Él se puso de pie al verme entrar, y por un microsegundo, creí ver un destello de algo parecido a la admiración en sus ojos, antes de que su máscara de hielo volviera a su sitio.
—Llegas a tiempo, Anabella —dijo, señalando el asiento frente a él—. Siéntate. Es hora de que hablemos sobre cómo voy a evitar que tu apellido termine en el fango.
La piel se me erizó al pensar en su propuesta. Sabía que él no era un hombre sencillo; era un estratega que no dejaba cabos sueltos. Si su objetivo era arrebatarle a mi padre todo lo que amaba, era evidente que ese plan me incluía a mí como la pieza central.
—Ordena que sirvan la cena, por favor, Emilia —dijo Máximo. Su tono de voz se suavizaba ligeramente cuando se dirigía a ella, revelando la única grieta en su armadura de hielo.
—No he venido a cenar.

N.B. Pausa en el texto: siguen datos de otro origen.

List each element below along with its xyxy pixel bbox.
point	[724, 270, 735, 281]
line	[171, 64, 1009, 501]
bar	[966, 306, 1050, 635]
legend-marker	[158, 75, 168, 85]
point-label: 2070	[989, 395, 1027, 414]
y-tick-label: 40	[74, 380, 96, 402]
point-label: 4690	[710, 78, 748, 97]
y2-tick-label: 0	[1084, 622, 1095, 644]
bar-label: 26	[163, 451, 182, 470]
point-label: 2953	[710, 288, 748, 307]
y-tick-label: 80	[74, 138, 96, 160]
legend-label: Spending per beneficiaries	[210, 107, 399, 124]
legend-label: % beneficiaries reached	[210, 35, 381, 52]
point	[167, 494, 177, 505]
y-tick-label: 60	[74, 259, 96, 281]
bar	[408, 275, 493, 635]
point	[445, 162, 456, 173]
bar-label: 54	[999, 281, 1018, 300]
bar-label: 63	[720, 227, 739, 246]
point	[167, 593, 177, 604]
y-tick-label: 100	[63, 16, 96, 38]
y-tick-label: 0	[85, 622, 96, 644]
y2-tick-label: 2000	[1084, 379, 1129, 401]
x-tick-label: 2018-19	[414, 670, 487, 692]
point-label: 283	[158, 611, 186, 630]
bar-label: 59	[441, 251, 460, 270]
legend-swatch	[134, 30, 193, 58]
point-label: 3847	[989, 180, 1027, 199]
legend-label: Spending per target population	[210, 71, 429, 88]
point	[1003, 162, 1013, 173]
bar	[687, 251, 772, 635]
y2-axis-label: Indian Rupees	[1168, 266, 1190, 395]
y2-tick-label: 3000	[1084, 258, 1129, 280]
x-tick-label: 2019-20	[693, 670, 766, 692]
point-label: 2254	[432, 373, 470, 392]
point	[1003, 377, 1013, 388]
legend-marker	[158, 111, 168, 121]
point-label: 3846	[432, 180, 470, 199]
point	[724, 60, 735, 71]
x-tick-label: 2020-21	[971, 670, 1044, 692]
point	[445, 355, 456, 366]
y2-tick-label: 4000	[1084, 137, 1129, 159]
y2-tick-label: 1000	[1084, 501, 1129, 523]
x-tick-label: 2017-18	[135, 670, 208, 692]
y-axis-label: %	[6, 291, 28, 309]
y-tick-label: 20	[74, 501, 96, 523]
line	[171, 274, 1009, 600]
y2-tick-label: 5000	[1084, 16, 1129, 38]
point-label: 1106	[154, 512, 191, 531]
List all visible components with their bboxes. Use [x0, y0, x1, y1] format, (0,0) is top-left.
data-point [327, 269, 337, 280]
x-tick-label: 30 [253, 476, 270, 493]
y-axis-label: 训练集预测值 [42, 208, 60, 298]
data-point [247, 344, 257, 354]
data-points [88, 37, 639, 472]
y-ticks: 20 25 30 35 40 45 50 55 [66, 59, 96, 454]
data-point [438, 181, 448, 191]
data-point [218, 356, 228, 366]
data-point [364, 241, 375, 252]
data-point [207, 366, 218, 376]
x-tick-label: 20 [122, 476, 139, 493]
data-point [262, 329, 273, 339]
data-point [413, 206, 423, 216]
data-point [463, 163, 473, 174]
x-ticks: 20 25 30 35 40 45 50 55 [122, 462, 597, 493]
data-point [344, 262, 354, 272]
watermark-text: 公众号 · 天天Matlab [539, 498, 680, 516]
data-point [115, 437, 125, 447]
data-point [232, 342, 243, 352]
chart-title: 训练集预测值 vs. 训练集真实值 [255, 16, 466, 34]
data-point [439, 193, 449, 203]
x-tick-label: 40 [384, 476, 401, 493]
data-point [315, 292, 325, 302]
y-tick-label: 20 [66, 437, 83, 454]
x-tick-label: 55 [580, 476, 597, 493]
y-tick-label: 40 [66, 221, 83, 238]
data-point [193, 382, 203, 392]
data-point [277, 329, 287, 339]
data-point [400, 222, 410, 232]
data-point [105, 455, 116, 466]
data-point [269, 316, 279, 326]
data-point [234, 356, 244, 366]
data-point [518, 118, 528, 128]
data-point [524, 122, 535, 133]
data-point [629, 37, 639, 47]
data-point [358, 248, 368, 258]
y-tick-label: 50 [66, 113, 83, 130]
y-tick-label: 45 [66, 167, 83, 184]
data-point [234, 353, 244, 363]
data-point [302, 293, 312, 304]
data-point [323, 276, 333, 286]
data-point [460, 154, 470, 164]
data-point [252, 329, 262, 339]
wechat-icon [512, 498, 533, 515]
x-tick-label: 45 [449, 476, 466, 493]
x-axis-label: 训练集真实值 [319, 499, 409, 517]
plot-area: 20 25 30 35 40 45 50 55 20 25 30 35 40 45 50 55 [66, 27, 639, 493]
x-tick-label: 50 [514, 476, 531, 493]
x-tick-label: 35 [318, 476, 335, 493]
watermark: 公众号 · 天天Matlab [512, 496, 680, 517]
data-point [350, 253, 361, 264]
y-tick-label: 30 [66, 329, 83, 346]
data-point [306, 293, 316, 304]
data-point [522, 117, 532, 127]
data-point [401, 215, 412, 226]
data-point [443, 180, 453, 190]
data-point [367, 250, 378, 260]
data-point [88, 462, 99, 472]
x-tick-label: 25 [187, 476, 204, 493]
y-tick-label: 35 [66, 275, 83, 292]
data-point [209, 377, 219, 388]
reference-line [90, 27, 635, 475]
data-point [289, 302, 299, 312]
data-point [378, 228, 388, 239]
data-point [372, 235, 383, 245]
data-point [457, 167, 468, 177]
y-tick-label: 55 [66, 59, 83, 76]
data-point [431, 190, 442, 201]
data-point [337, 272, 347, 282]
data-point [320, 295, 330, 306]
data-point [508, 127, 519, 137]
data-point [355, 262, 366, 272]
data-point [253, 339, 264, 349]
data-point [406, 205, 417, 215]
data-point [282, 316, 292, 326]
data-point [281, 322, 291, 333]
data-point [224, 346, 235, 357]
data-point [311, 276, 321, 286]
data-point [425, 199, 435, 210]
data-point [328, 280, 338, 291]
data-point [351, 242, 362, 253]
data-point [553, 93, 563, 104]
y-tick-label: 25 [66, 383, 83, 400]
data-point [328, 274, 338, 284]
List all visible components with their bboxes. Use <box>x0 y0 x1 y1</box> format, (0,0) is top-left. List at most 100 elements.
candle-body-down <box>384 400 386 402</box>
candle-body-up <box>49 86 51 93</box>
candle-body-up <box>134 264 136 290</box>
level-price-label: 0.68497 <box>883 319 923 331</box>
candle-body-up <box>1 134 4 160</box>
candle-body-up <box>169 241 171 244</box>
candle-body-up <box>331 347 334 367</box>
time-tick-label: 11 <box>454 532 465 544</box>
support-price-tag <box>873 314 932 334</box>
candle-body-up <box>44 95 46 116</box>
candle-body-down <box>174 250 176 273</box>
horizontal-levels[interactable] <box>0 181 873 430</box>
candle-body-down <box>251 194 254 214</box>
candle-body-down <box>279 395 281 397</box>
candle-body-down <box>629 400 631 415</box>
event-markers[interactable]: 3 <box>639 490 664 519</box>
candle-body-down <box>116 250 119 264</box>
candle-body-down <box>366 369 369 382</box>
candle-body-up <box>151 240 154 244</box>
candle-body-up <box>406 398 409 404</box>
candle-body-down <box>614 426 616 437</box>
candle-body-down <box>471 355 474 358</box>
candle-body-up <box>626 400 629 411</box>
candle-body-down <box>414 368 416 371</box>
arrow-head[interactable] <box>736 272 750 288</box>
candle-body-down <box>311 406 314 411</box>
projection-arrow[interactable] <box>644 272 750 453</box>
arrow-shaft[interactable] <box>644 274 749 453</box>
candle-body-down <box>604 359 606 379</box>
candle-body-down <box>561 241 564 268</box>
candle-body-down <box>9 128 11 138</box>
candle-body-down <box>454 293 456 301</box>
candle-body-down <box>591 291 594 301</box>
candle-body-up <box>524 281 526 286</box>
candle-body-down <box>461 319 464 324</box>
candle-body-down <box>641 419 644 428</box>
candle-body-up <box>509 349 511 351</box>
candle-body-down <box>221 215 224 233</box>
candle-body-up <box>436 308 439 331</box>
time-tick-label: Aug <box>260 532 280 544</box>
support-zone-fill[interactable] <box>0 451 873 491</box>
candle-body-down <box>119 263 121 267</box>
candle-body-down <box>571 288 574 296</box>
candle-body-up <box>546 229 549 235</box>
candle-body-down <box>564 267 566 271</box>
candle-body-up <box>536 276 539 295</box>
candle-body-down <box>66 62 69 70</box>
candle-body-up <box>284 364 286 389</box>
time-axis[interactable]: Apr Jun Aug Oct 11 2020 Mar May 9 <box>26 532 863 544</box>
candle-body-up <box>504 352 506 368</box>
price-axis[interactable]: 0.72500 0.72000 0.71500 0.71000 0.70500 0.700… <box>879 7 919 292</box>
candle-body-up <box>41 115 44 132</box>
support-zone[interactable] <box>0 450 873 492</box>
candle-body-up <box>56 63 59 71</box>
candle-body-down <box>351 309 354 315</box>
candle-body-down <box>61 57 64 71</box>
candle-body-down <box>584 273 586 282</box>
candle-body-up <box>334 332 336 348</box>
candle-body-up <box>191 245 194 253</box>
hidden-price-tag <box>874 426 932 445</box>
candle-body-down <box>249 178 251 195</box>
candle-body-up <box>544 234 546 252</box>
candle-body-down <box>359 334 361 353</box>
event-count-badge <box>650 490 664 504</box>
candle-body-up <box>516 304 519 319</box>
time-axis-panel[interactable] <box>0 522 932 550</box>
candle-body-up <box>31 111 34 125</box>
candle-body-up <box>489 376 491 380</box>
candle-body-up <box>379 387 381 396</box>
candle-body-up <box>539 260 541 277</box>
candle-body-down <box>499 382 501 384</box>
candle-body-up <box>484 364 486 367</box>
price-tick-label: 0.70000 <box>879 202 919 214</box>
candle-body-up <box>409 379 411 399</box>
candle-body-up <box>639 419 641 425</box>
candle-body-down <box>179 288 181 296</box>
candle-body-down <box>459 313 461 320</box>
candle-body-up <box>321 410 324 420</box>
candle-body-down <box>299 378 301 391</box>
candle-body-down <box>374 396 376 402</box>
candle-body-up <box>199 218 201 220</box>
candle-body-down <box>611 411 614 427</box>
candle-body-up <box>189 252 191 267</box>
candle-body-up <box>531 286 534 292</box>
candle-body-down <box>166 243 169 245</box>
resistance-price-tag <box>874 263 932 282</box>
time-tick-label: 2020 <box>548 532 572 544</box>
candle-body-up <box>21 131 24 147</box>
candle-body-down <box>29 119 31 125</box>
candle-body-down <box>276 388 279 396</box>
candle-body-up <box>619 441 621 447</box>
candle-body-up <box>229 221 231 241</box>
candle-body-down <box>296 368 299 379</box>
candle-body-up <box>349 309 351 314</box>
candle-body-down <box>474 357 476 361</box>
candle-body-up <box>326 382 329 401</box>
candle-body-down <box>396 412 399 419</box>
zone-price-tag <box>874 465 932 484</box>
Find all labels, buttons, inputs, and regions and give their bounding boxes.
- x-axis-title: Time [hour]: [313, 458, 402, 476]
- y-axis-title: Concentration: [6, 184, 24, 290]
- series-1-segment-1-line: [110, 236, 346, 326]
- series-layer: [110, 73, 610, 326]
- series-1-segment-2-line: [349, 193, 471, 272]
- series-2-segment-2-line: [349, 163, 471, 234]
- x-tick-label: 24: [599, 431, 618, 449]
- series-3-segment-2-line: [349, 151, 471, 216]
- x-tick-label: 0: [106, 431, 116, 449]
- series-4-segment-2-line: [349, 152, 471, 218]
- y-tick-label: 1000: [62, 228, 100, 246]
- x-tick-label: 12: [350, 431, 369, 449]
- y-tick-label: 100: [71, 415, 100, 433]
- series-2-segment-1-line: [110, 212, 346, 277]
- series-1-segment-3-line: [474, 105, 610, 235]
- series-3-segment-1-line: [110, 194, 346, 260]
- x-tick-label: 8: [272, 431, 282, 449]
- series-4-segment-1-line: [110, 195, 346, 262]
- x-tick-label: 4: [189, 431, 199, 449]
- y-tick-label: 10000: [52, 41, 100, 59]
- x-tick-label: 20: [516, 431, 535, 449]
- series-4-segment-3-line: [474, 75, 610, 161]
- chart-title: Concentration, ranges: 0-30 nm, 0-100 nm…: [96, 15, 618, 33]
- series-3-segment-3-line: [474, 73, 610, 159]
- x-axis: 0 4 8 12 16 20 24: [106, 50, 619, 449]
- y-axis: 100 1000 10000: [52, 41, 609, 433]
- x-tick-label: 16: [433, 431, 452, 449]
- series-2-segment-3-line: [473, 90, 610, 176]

No tengo apetito —mentí. Mis entrañas se retorcían, pues no había probado bocado desde el día anterior, pero mi orgullo era lo único que me mantenía en pie—. Solo acepté esta ridícula invitación para escuchar tu propuesta.
Los ojos de Máximo se oscurecieron, adquiriendo un brillo peligroso. El aire en el comedor pareció volverse más denso, dificultándome la respiración. Estaba aterrada, pero me obligué a sostenerle la mirada.
—Aquí se hace lo que yo diga —sentenció con una calma que daba más miedo que cualquier grito—. Y si te ordeno que comas, lo haces sin contradecirme.
—He dicho que no comeré nada que venga de ti —respondí, apretando los puños bajo la mesa—. Mejor di lo que tienes que proponer para que pueda volver a mi celda.
Máximo descargó un golpe seco sobre la mesa que hizo vibrar la cristalería. Por un segundo, vi la impotencia cruzando su rostro ante mi resistencia, pero recuperó el control de inmediato. No insistió. En su lugar, hizo un gesto para que le sirvieran a él.
Empezó a comer con una lentitud exasperante, saboreando cada trozo de carne, cada sorbo de vino, mientras el aroma de la comida inundaba la habitación y mi estómago rugía en una traición silenciosa.
—Todo quedó exquisito, Marta —comentó él, mirando fijamente mis labios mientras llevaba un bocado a su boca.
—Gracias, señor —respondió la cocinera, lanzándome una mirada de profunda incomodidad.
Máximo prolongó la cena durante casi una hora. Cada movimiento de sus cubiertos era un golpe a mis nervios. Era obvio que lo hacía a propósito; disfrutaba de mi hambre, de mi ansiedad y de mi debilidad. Cuando finalmente dejó la servilleta sobre la mesa y se reclinó en su silla, supe que el juego previo había terminado.
—Muy bien, Anabella —dijo, entrelazando sus dedos—. Ya que tienes tanta prisa por conocer tu destino, hablemos de negocios.
Su mirada era una sentencia de mi destino, aunque no estaba dispuesta a que me doblegara tan fácilmente.